Shown below are the first two tanks I made using two different fastening
methods. The tubing is 2.250" X .049" wall 6061-T6 purchased from Wicks
Aircraft Supply. The ends are also 6061-T6 purchased from McMaster-Carr.
You can't tell from this photo but there's a Viton o-ring in there too
which actually seals the end piece.
The end piece in the tank on the left was fastened using .125" diameter
aluminum flathead aircraft rivets (two are shown.) Each rivet was
pressed into a blind hole which was drilled through the tubing and into
the end piece. Each hole was finished with a reamer to insure the
right interference fit, and then countersunk. As complicated as that
sounds, it only took a couple of hours to do both ends. The result
was a very cool looking tank (I don't think that comes across in the photo).
However, the design had a few shortcomings. To have material to drill
into requires a thick (and heavy) end piece.
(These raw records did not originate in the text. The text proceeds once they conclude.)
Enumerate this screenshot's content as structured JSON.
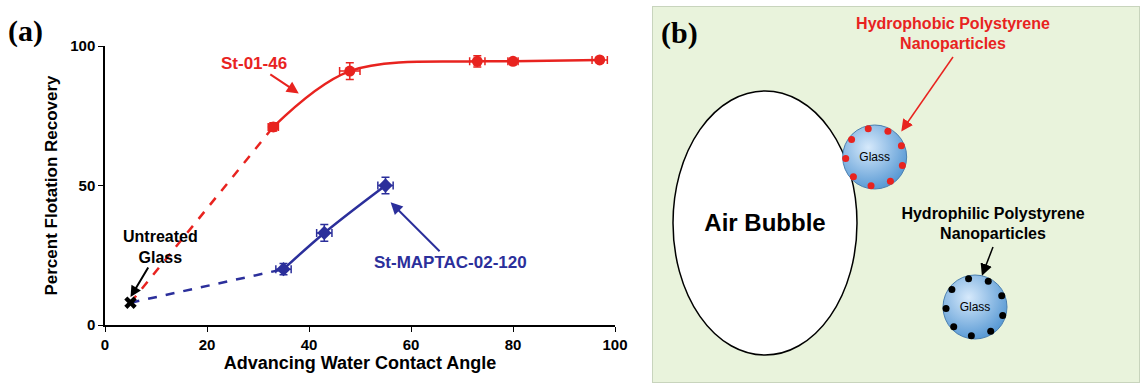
{
  "chart_data": {
    "type": "scatter",
    "panel": "(a)",
    "x_label": "Advancing Water Contact Angle",
    "y_label": "Percent Flotation Recovery",
    "xlim": [
      0,
      100
    ],
    "ylim": [
      0,
      100
    ],
    "xticks": [
      0,
      20,
      40,
      60,
      80,
      100
    ],
    "yticks": [
      0,
      50,
      100
    ],
    "grid": false,
    "reference": {
      "name": "Untreated Glass",
      "x": 5,
      "value": 8,
      "marker": "x",
      "color": "#000000"
    },
    "series": [
      {
        "name": "St-01-46",
        "color": "#e8231f",
        "marker": "circle",
        "line_style": "solid",
        "x": [
          33,
          48,
          73,
          80,
          97
        ],
        "values": [
          71,
          91,
          94.5,
          94.5,
          95
        ],
        "x_errors": [
          1,
          2,
          1.5,
          1,
          1.5
        ],
        "y_errors": [
          1.5,
          3,
          2,
          1,
          1
        ]
      },
      {
        "name": "St-MAPTAC-02-120",
        "color": "#2b2f9b",
        "marker": "diamond",
        "line_style": "solid",
        "x": [
          35,
          43,
          55
        ],
        "values": [
          20,
          33,
          50
        ],
        "x_errors": [
          1.5,
          1.5,
          1.5
        ],
        "y_errors": [
          2,
          3,
          3
        ]
      }
    ]
  },
  "diagram": {
    "panel": "(b)",
    "bubble": "Air Bubble",
    "particles": [
      {
        "label": "Hydrophobic Polystyrene Nanoparticles",
        "color": "#e8231f",
        "glass": "Glass",
        "attached": true
      },
      {
        "label": "Hydrophilic Polystyrene Nanoparticles",
        "color": "#000000",
        "glass": "Glass",
        "attached": false
      }
    ]
  }
}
In addition, using the
flathead rivets with .049" wall tubing was a marginally acceptable application
(according to the engineering data in the rivet catalog.) Still,
using longer rivets, it might be a suitable technique for creating thicker-wall
tanks.
No, that isn't a very small tank on the right. It's a 6061-T6
.500"OD X .032" wall tube with a "groove" made by replacing the scoring
wheel in a small tubing cutter with wheel on the left. Actually,
it's not a groove. It's an annular indentation or crimp (not sure
what name to give it.) Rather than removing material, the tool deforms
the wall of the tube inward as shown below in cross section. The
wall of the tube retains almost its full thickness. It might not
be clear in this photo but the metal in the indentation becomes elongated
when formed so that it is thinner than the wall thickness and is thinnest
at the deepest part. Even at that point it's not really thin, about
75% - 80% of the tube wall thickness. Also, the wheel was unhardened
carbon steel and flattened after a few test grooves.
Since the hope is to make tanks, I made a similar indenting
wheel for a larger tubing cutter. I bought one at Sears for $19.95
which can cut tubing up to 2.5" in diameter. I made the wheel on
a lathe from tool steel, heat treated it, and then had to make spacers
to hold it precisely in position in the tube cutter.
Before machining the end closures, I wanted to understand and experiment
with the new tool. First, I wanted to see if it worked AT ALL on
larger tubing so I made some test runs. Using tubing left over from
the rivet tank experiment, I made my first groove. The tool worked
perfectly! It was easy to produce just the result I wanted. I learned
a couple of other things as well. The first was I got some
idea of the profile of the formed metal on the inside of the tube.
I needed to know this so that I could machine a complementary groove in
the end closure. The second thing was that forming the groove is
much easier if a lubricant is used. I used an aluminum tapping oil.
Below are photos of the side view and ID of the test tube.
I thought that looked pretty good. The left photo above shows
that, in addition to the indent made directly by the wheel, the tube wall
adjacent to the crimp was drawn in slightly as well. Using a straightedge
and feeler gauge this measured about .009". The indent into
tube ID therefore measured .014" (.072" from OD surface to indent peak
- .009" for the "draw in" -.049" wall thickness). I believed that
if an end closure was present to support the tube the "draw in" would be
approximately zero. Therefore, the indent would penetrate beyond
the ID surface .023" (.072" - .000" -.049"). I also believed that
while being formed it would actually push in elastically a little farther,
so the complementary groove in the end closure needed to be a little deeper
to end up with a deformation of .023".
Here's the result of the first test with an end closure. First,
notice the "draw in" adjacent to the groove really IS zero! The OD
measured exactly the same right next to the groove as elsewhere on the
OD (the measurements were made before the tube was cut for the cross section).
The clearance between the end piece OD and the tube ID was about .002".
The groove in the end closure is .050" deep by .090" wide at the surface
with 60 degree "V" profile with a generous radius at the bottom.
The profile of the wheel was a 90 degree peak .025" high with a small radius.
Here's a cross section of the crimp. The peak of the indent protrusion
measured about .018" from the inside surface. A sharp eye will also
notice a problem. Note that the end piece had a shoulder. My
positioning of the tool on the outside of the tube was a little too far
to the right, not centered exactly above the groove in the end piece.
Because of the shoulder, the end piece could not reposition itself as the
indent formed so the profile is asymmetric.
It was my intention to cut out a quarter of the end piece and tube to view the indent formed into the groove. However, as soon as the tube was cut through it sprung open by the amount you see above and the end piece was free to fall out. My first thought was that forming the crimp caused this to happen. To determine how bad a problem this might be I cut through a tube with no crimp which is shown on the right below.
As you can see there is no difference. Forming the crimp did
not strain the tube causing it spring open.